Ian Hamilton, ed., Eight Poets, includes two poems by Harsent (London: Poetry Book Society, 1968); 

Poetry Introduction 1, includes eight poems by Harsent (London: Faber & Faber, 1969); 

Peter Porter and Charles Osbourne, eds., New Poetry I, includes two poems by Harsent (London: Arts Council of Great Britain, 1975); 

Patricia Beer and Kevin Crossley-Holland, New Poetry 2, includes two poems by Harsent (Lon-don: Arts Council of Great Britain, 1976); 

New Poetry 7, edited by Harsent (London: Hutchinson, 1981). 

PERIODICAL PUBLICATIONS: 

"The State of Poetry - A Symposium," Revlew, no. 29-30 (Spring-Summer 1972): 36-38; 

"The Punch Poems," Bananas, no. 23 (October 1980). 


In the late 1960s and early 1970s David Harsent was an important member of the group of poets associated with the literary magazine the Review, edited by Ian Hamilton. In addition to Harsent and Hamilton, this group also included Colin Falck, Michael Fried, Hugo Williams, and Peter Dale. Harsent achieved early success and critical recognition with Tonight's Lover (1968) and A Violent Country (1969), and was considered to be one of the most promising of the young poets in Britain. The external facts of Harsent's life are guarded carefully: he was born in Devonshire, studied at Oxford, and has worked since then in the bookselling and publishing trades; he is divorced, and has three children. As Sean O'Brien has written in a recent appreciation of his work, "Harsent's books must be studied hard for any strong sense that outside privacy there is an economy, a regime, a public realm with claims on private fates." The technical excellence of his poems derives from a finely honed poetic credo, which was ex-pressed in a symposium on "The State of Poetry," in the Review (1972).

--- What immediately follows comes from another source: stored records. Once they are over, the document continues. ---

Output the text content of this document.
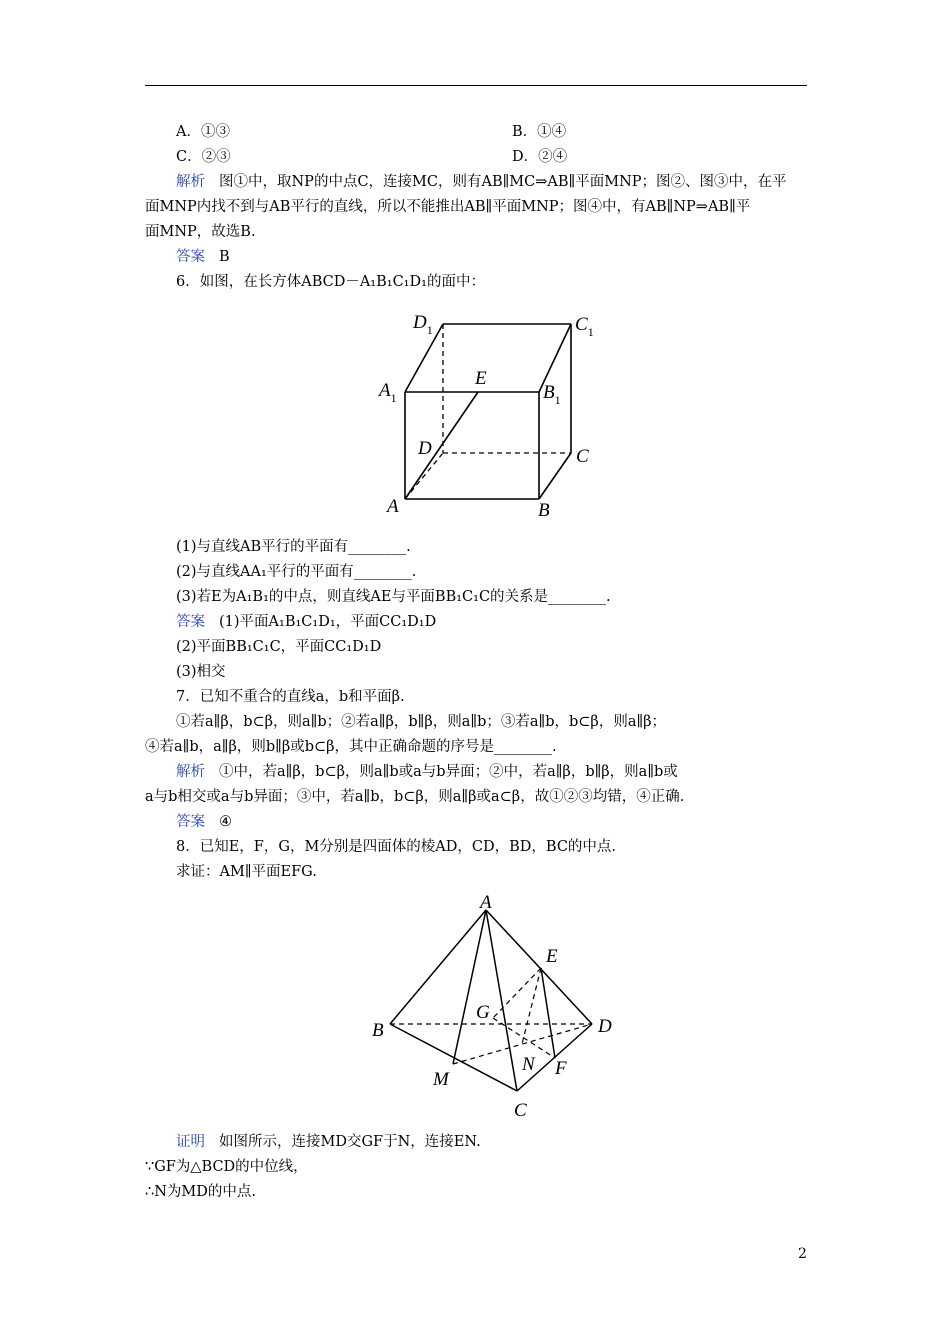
A．①③	B．①④
C．②③	D．②④
解析 图①中，取NP的中点C，连接MC，则有AB∥MC⇒AB∥平面MNP；图②、图③中，在平
面MNP内找不到与AB平行的直线，所以不能推出AB∥平面MNP；图④中，有AB∥NP⇒AB∥平
面MNP，故选B.
答案 B
6．如图，在长方体ABCD－A₁B₁C₁D₁的面中：
$D_1$	$C_1$
$A_1$
E
$B_1$
D	C
A	B
(1)与直线AB平行的平面有________.
(2)与直线AA₁平行的平面有________.
(3)若E为A₁B₁的中点，则直线AE与平面BB₁C₁C的关系是________.
答案 (1)平面A₁B₁C₁D₁，平面CC₁D₁D
(2)平面BB₁C₁C，平面CC₁D₁D
(3)相交
7．已知不重合的直线a，b和平面β.
①若a∥β，b⊂β，则a∥b；②若a∥β，b∥β，则a∥b；③若a∥b，b⊂β，则a∥β；
④若a∥b，a∥β，则b∥β或b⊂β，其中正确命题的序号是________.
解析 ①中，若a∥β，b⊂β，则a∥b或a与b异面；②中，若a∥β，b∥β，则a∥b或
a与b相交或a与b异面；③中，若a∥b，b⊂β，则a∥β或a⊂β，故①②③均错，④正确.
答案 ④
8．已知E，F，G，M分别是四面体的棱AD，CD，BD，BC的中点.
求证：AM∥平面EFG.
A
B	D
E
G
M
N F
C
证明 如图所示，连接MD交GF于N，连接EN.
∵GF为△BCD的中位线，
∴N为MD的中点.
2
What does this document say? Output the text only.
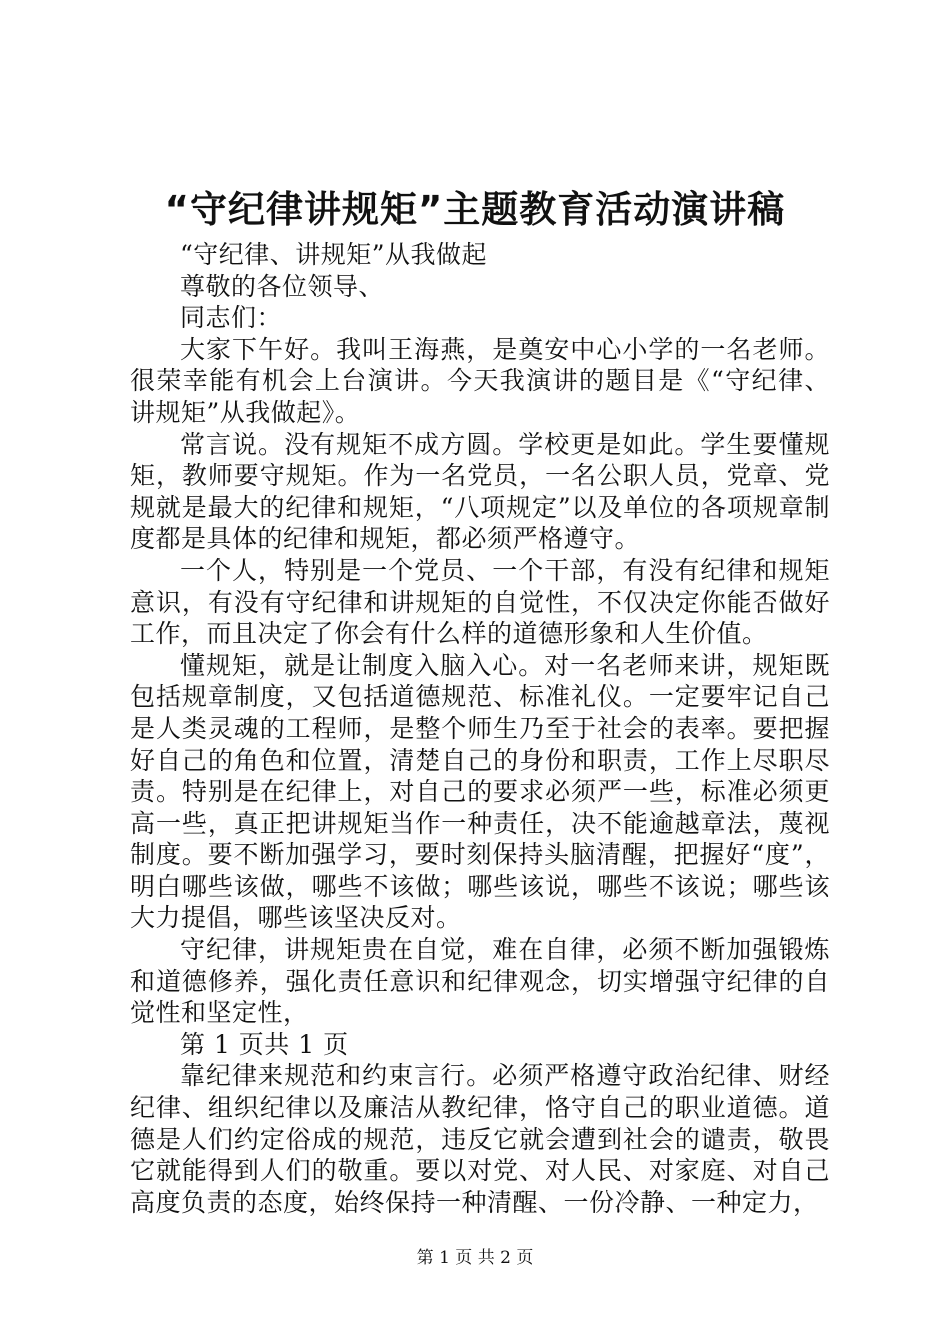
“守纪律讲规矩”主题教育活动演讲稿

“守纪律、讲规矩”从我做起

尊敬的各位领导、

同志们：

大家下午好。我叫王海燕，是奠安中心小学的一名老师。很荣幸能有机会上台演讲。今天我演讲的题目是《“守纪律、讲规矩”从我做起》。

常言说。没有规矩不成方圆。学校更是如此。学生要懂规矩，教师要守规矩。作为一名党员，一名公职人员，党章、党规就是最大的纪律和规矩，“八项规定”以及单位的各项规章制度都是具体的纪律和规矩，都必须严格遵守。

一个人，特别是一个党员、一个干部，有没有纪律和规矩意识，有没有守纪律和讲规矩的自觉性，不仅决定你能否做好工作，而且决定了你会有什么样的道德形象和人生价值。

懂规矩，就是让制度入脑入心。对一名老师来讲，规矩既包括规章制度，又包括道德规范、标准礼仪。一定要牢记自己是人类灵魂的工程师，是整个师生乃至于社会的表率。要把握好自己的角色和位置，清楚自己的身份和职责，工作上尽职尽责。特别是在纪律上，对自己的要求必须严一些，标准必须更高一些，真正把讲规矩当作一种责任，决不能逾越章法，蔑视制度。要不断加强学习，要时刻保持头脑清醒，把握好“度”，明白哪些该做，哪些不该做；哪些该说，哪些不该说；哪些该大力提倡，哪些该坚决反对。

守纪律，讲规矩贵在自觉，难在自律，必须不断加强锻炼和道德修养，强化责任意识和纪律观念，切实增强守纪律的自觉性和坚定性，

第 1 页共 1 页

靠纪律来规范和约束言行。必须严格遵守政治纪律、财经纪律、组织纪律以及廉洁从教纪律，恪守自己的职业道德。道德是人们约定俗成的规范，违反它就会遭到社会的谴责，敬畏它就能得到人们的敬重。要以对党、对人民、对家庭、对自己高度负责的态度，始终保持一种清醒、一份冷静、一种定力，

第 1 页 共 2 页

After praising Robert Lowell and Sylvia Plath, he went on to assert that they "have demonstrated, more than anyone, that lyricism still equals power and that craftsmanship is what comes first in making a good poem." It is precisely this concern for craftsmanship, together with the persistent echoes of Lowell, Plath, and his admiration for other American poets such as "early Sexton, Snodgrass, Hecht…  and chunks of Berryman,” which characterizes his poetry.

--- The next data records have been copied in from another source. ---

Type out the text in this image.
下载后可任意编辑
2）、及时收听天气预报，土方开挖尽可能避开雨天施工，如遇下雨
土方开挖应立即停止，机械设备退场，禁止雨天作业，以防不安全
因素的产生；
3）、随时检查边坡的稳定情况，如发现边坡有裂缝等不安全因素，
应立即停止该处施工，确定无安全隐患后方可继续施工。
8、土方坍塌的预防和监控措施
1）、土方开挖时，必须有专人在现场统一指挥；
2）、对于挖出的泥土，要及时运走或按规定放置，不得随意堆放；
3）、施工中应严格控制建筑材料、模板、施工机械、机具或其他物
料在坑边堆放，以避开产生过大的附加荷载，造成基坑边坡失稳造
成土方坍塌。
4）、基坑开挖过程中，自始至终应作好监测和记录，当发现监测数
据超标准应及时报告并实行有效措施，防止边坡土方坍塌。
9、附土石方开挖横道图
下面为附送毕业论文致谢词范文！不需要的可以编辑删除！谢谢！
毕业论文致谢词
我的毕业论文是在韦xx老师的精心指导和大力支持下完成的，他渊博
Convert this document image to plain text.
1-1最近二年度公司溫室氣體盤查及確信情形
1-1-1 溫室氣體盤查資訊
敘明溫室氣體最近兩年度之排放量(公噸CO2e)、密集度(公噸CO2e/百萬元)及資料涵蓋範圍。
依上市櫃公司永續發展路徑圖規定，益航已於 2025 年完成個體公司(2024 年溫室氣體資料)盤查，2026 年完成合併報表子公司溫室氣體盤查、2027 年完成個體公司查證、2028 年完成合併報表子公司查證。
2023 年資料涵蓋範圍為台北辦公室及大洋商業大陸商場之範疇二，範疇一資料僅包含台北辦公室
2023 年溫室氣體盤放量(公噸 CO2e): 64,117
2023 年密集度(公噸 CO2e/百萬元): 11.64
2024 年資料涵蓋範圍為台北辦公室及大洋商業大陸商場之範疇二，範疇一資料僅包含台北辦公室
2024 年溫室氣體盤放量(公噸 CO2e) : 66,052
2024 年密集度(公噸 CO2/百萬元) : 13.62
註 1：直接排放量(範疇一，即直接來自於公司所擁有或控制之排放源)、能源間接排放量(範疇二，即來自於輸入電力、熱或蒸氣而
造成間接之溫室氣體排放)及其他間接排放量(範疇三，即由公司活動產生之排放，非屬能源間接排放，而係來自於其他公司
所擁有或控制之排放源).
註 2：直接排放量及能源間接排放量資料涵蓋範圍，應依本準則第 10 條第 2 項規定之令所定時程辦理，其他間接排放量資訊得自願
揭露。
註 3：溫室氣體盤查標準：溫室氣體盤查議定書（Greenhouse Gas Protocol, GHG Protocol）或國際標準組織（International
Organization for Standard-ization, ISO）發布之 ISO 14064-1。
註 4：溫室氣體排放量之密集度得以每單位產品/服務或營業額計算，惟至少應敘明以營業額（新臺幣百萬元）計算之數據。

These American influences represent the taste of the so-called Review group, most atticulately voiced by A. Alvarez in the introduction to his Penguin anthology, The New Poetry (1962), and in his weekly reviews of new poetry in the Observer). Harsent's declared distaste for experimental, concrete, and sound poetry, expressed in the Review symposium, also marks his membership in this group, while his own work is clearly susceptible to the criticisms of "minimalism" advanced against the Review poets. The Review group's policy of withholding explanatory information and prose links from their poems (thus producing sequences of imagistic poems) is evident in Harsent's earliest work, for instance in "Rouault," first published in New Poems 1967 and then in Tonight's Lover. The first of four brief sections suggests no forward movement, gives no context: 

          Dawn musters its brutalities. 

          The light crackles

          and shakes out like a lash. 

The strong words, "musters," "brutalities," "crackles," do not quite come off. In this vague context they sit uncomfortably, drawing attention to themselves. There is a certain amount of blind feeling in these early poems, a searching for a subject that leads to repetition, of ideas and images, which makes reading them difficult. "Sunbather" (in Poetry Introduction 1, 1969) contains the lines: 

          You turn in the ruthless light -

          a neophyte, suffering 

          initiation in ecstasy or pain, 

which echo the second section of "Home Movies" (in Eight Poets, 1968): 

          Stretched on the towel

          you are smiling. 

          Asleep perhaps. 

          Your skin begins to burn. 

Heightening the language of the later poem (using words such as "ruthless") without saying much more, Harsent exposes himself to all the dangers of this sort of poetry. There are fine things, similes such as "your head lifted as if to catch a scent" (in "Storm"), but the result is an overwhelmingly slight poetry. Ironically, given these precedents and his declared quest for a lyricism of minimalist tendencies, it was the development of an interest in narrative which gave strength to Harsent's poetry. The brief sections of many early poems extend to the first intimations of a sequence in "Itinerary of a Suicide" (in Poetry Introduction 1, 1969), with its four sections called "Days." But it was in his first major collection, A Violent Country, that this tendency became of importance with the appearance of a well-rounded character. 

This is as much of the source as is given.